Note that stocks are a very minor component of dealer balance sheets, and the universe of investors in US stocks is very broad. By comparison, OTC derivatives and fixed-income securities like corporate bonds, treasuries, asset-backed securities and other structured products, are traded almost exclusively over-the-counter, ie, within the dealer ecosystem. We can thus expect these assets to be priced even more tightly by intermediary risk-appetite. Indeed, there is good evidence that this is the case. I would love to my hands on return data for these asset classes. But it is hard to come by. He et al. (2017) looked at a number of assets and found that the capital ratio of dealers (the inverse of dealer leverage) prices securities across asset classes at the quarterly frequency. The next figure displays their prices of risk along with the 95 percent confidence intervals.

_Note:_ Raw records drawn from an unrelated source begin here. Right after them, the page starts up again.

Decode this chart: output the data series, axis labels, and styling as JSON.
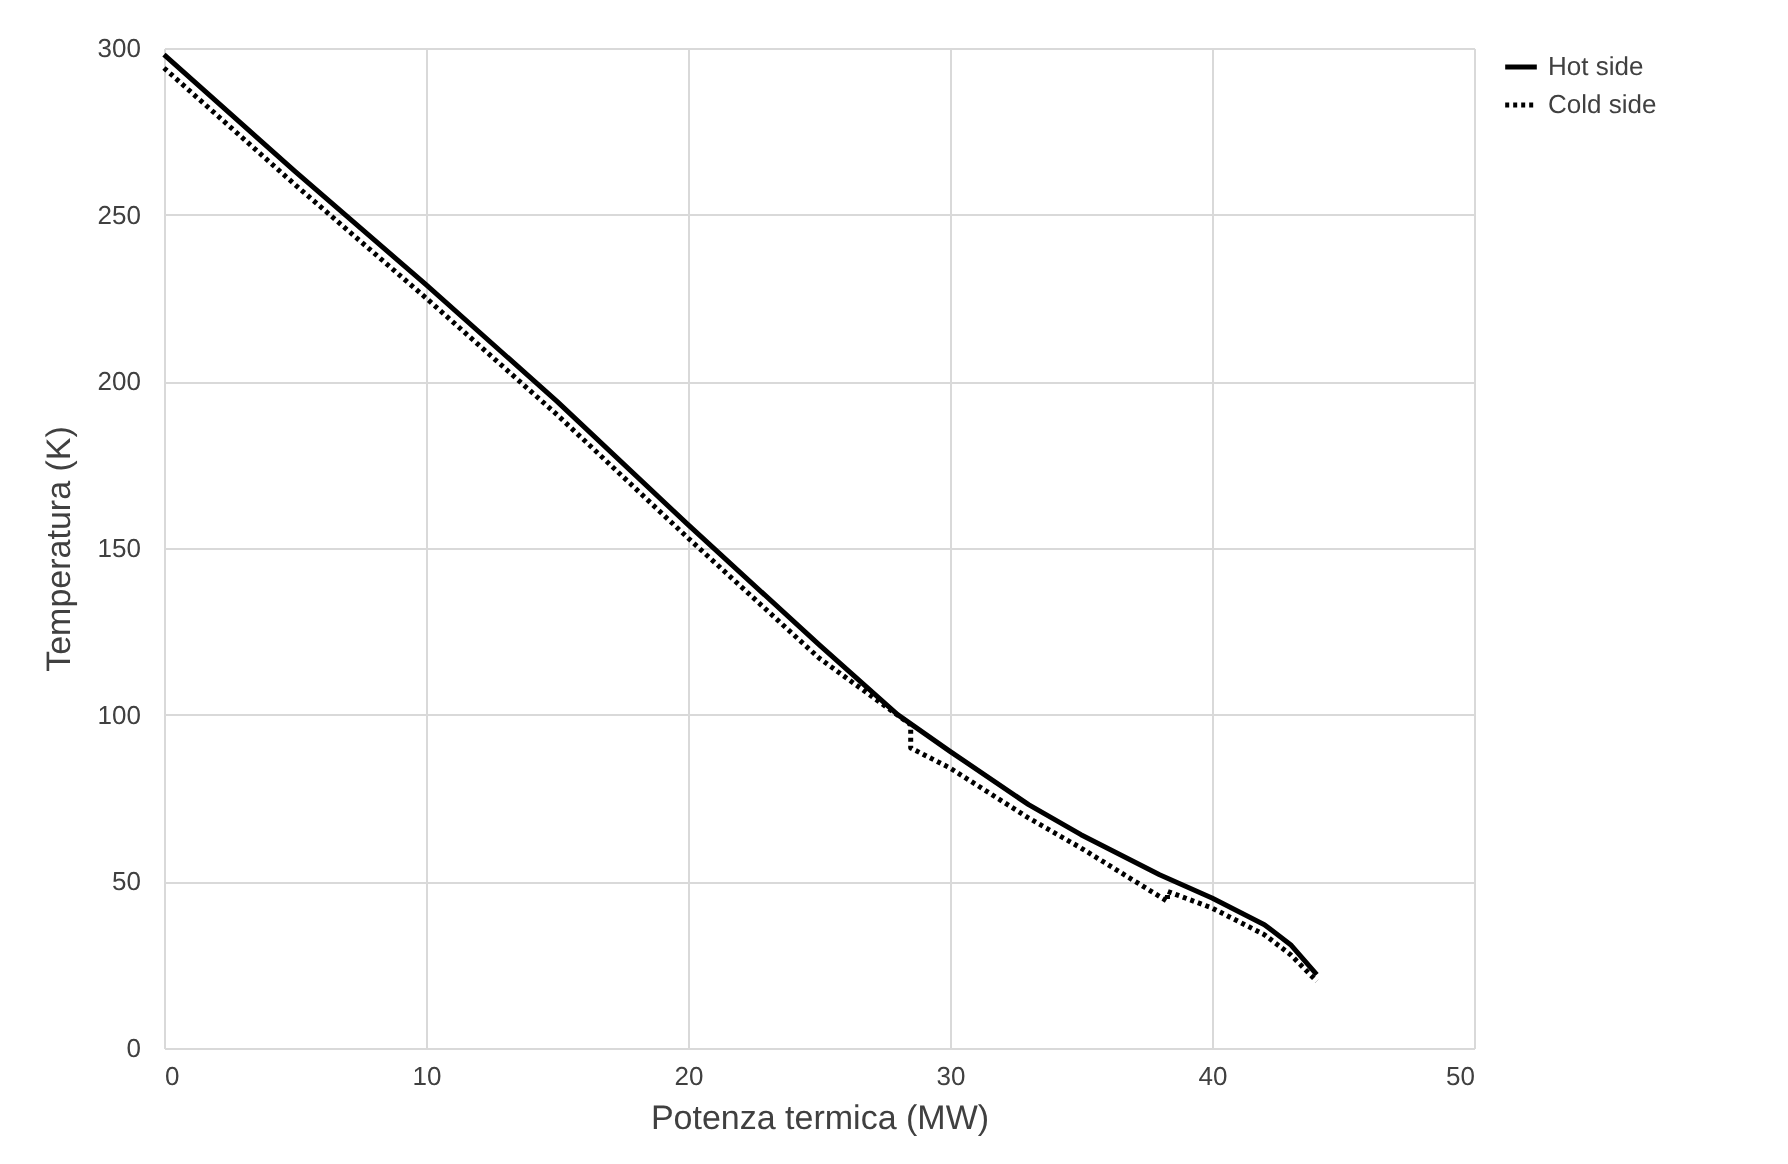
{
  "chart_data": {
    "type": "line",
    "xlabel": "Potenza termica (MW)",
    "ylabel": "Temperatura (K)",
    "xlim": [
      0,
      50
    ],
    "xticks": [
      0,
      10,
      20,
      30,
      40,
      50
    ],
    "ylim": [
      0,
      300
    ],
    "yticks": [
      0,
      50,
      100,
      150,
      200,
      250,
      300
    ],
    "grid": true,
    "legend": "right",
    "marker": "none",
    "series": [
      {
        "name": "Hot side",
        "color": "#000000",
        "line_style": "solid",
        "x": [
          0,
          5,
          10,
          15,
          20,
          25,
          28,
          30,
          33,
          35,
          38,
          40,
          42,
          43,
          44
        ],
        "values": [
          298,
          263,
          229,
          194,
          157,
          121,
          100,
          89,
          73,
          64,
          52,
          45,
          37,
          31,
          22
        ]
      },
      {
        "name": "Cold side",
        "color": "#000000",
        "line_style": "dotted",
        "x": [
          0,
          5,
          10,
          15,
          20,
          25,
          28.5,
          28.5,
          30,
          33,
          35,
          38.3,
          38.3,
          40,
          42,
          43,
          44
        ],
        "values": [
          294,
          259,
          225,
          190,
          153,
          117,
          97,
          90,
          84,
          69,
          60,
          44,
          47,
          42,
          34,
          28,
          20
        ]
      }
    ]
  }
}
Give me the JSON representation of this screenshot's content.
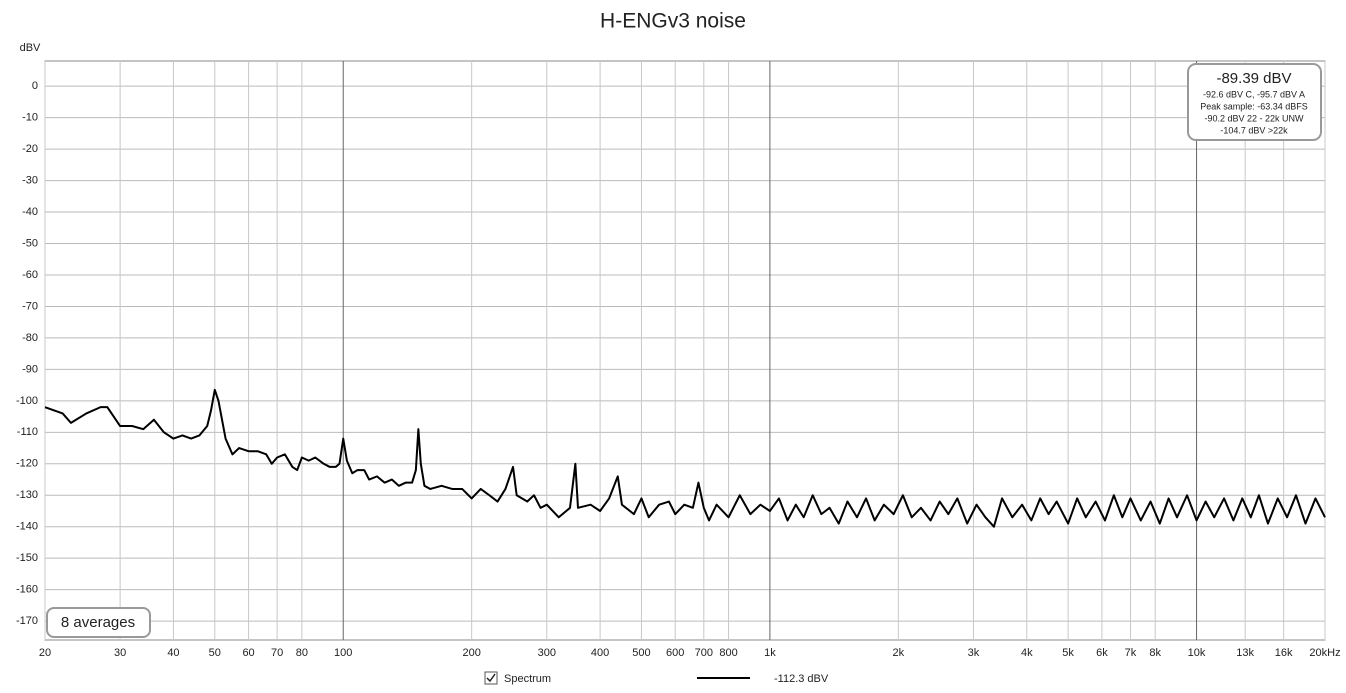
{
  "chart_data": {
    "type": "line",
    "title": "H-ENGv3 noise",
    "y_label": "dBV",
    "xscale": "log",
    "grid": true,
    "xlim": [
      20,
      20000
    ],
    "ylim": [
      -176,
      8
    ],
    "xticks": [
      20,
      30,
      40,
      50,
      60,
      70,
      80,
      100,
      200,
      300,
      400,
      500,
      600,
      700,
      800,
      {
        "value": 1000,
        "label": "1k"
      },
      {
        "value": 2000,
        "label": "2k"
      },
      {
        "value": 3000,
        "label": "3k"
      },
      {
        "value": 4000,
        "label": "4k"
      },
      {
        "value": 5000,
        "label": "5k"
      },
      {
        "value": 6000,
        "label": "6k"
      },
      {
        "value": 7000,
        "label": "7k"
      },
      {
        "value": 8000,
        "label": "8k"
      },
      {
        "value": 10000,
        "label": "10k"
      },
      {
        "value": 13000,
        "label": "13k"
      },
      {
        "value": 16000,
        "label": "16k"
      },
      {
        "value": 20000,
        "label": "20kHz"
      }
    ],
    "yticks": [
      0,
      -10,
      -20,
      -30,
      -40,
      -50,
      -60,
      -70,
      -80,
      -90,
      -100,
      -110,
      -120,
      -130,
      -140,
      -150,
      -160,
      -170
    ],
    "x": [
      20,
      22,
      23,
      25,
      27,
      28,
      30,
      32,
      34,
      36,
      38,
      40,
      42,
      44,
      46,
      48,
      49,
      50,
      51,
      53,
      55,
      57,
      60,
      63,
      66,
      68,
      70,
      73,
      76,
      78,
      80,
      83,
      86,
      90,
      93,
      96,
      98,
      100,
      102,
      105,
      108,
      112,
      115,
      120,
      125,
      130,
      135,
      140,
      145,
      148,
      150,
      152,
      155,
      160,
      170,
      180,
      190,
      200,
      210,
      220,
      230,
      240,
      250,
      255,
      270,
      280,
      290,
      300,
      320,
      340,
      350,
      355,
      380,
      400,
      420,
      440,
      450,
      480,
      500,
      520,
      550,
      580,
      600,
      630,
      660,
      680,
      700,
      720,
      750,
      800,
      850,
      900,
      950,
      1000,
      1050,
      1100,
      1150,
      1200,
      1260,
      1320,
      1380,
      1450,
      1520,
      1600,
      1680,
      1760,
      1850,
      1950,
      2050,
      2150,
      2260,
      2380,
      2500,
      2620,
      2750,
      2900,
      3050,
      3200,
      3350,
      3500,
      3700,
      3900,
      4100,
      4300,
      4500,
      4700,
      5000,
      5250,
      5500,
      5800,
      6100,
      6400,
      6700,
      7000,
      7400,
      7800,
      8200,
      8600,
      9000,
      9500,
      10000,
      10500,
      11000,
      11600,
      12200,
      12800,
      13400,
      14000,
      14700,
      15500,
      16300,
      17100,
      18000,
      19000,
      20000
    ],
    "series": [
      {
        "name": "Spectrum",
        "color": "#000000",
        "values": [
          -102,
          -104,
          -107,
          -104,
          -102,
          -102,
          -108,
          -108,
          -109,
          -106,
          -110,
          -112,
          -111,
          -112,
          -111,
          -108,
          -103,
          -96.5,
          -100,
          -112,
          -117,
          -115,
          -116,
          -116,
          -117,
          -120,
          -118,
          -117,
          -121,
          -122,
          -118,
          -119,
          -118,
          -120,
          -121,
          -121,
          -120,
          -112,
          -119,
          -123,
          -122,
          -122,
          -125,
          -124,
          -126,
          -125,
          -127,
          -126,
          -126,
          -122,
          -109,
          -120,
          -127,
          -128,
          -127,
          -128,
          -128,
          -131,
          -128,
          -130,
          -132,
          -128,
          -121,
          -130,
          -132,
          -130,
          -134,
          -133,
          -137,
          -134,
          -120,
          -134,
          -133,
          -135,
          -131,
          -124,
          -133,
          -136,
          -131,
          -137,
          -133,
          -132,
          -136,
          -133,
          -134,
          -126,
          -134,
          -138,
          -133,
          -137,
          -130,
          -136,
          -133,
          -135,
          -131,
          -138,
          -133,
          -137,
          -130,
          -136,
          -134,
          -139,
          -132,
          -137,
          -131,
          -138,
          -133,
          -136,
          -130,
          -137,
          -134,
          -138,
          -132,
          -136,
          -131,
          -139,
          -133,
          -137,
          -140,
          -131,
          -137,
          -133,
          -138,
          -131,
          -136,
          -132,
          -139,
          -131,
          -137,
          -132,
          -138,
          -130,
          -137,
          -131,
          -138,
          -132,
          -139,
          -131,
          -137,
          -130,
          -138,
          -132,
          -137,
          -131,
          -138,
          -131,
          -137,
          -130,
          -139,
          -131,
          -137,
          -130,
          -139,
          -131,
          -137
        ]
      }
    ],
    "legend_value": "-112.3 dBV",
    "averages_label": "8 averages",
    "info": {
      "main": "-89.39 dBV",
      "lines": [
        "-92.6 dBV C, -95.7 dBV A",
        "Peak sample: -63.34 dBFS",
        "-90.2 dBV 22 - 22k UNW",
        "-104.7 dBV >22k"
      ]
    }
  }
}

The next figure reports the percentage of cross-sectional variation in expected excess returns explained by factor betas for dealer capital ratios computed by He et al. The relationship is much tighter for derivatives and fixed-income, compared to stocks. Pricing commodities and FX is much more difficult because these are much more sensitive to exogenous shocks. But, as we have seen in the case of the oil price, intermediary pricing still works for these asset classes.
Ideally, we'd like to do this in real-time with daily returns on fixed-income securities. That would then allow us to trade short-term anomalies and harvest a greater portion of the risk premium on balance sheet capacity.
Postscript. Return predictability is much stronger at daily frequencies than previously reported. We extract the volatility risk premium from VIX and VX by deducting realized volatility (sampled over 22 days for the former and 66 days for the latter).
Turns out that return predictability is even stronger at daily frequencies. Vol risk premium (VIX - realized volatility) explains 6 percent of next day's return variation. That's a very striking degree of return predictability. By comparison, the best performance for a return forecasting factor at the quarterly frequency was found to be 3 percent.
The term spread, the difference between the yield on the 10-year and 2-year notes, also predicts one-day forward return on the S&P 500, although nowhere near as well as the vol risk premium. These results are highly suggestive of a system structure wherein the market price of risk is determined in over-the-counter derivatives markets that live directly on dealer balance sheets. When balance sheet capacity is plentiful, options traders bid away the volatility risk premium, along with the equity risk premium, thus compressing the next day's market return. When balance sheet capacity is scarce, options traders are leverage-constrained, the volatility risk premium expands, along with the equity premium, thus predicting higher market returns the next day.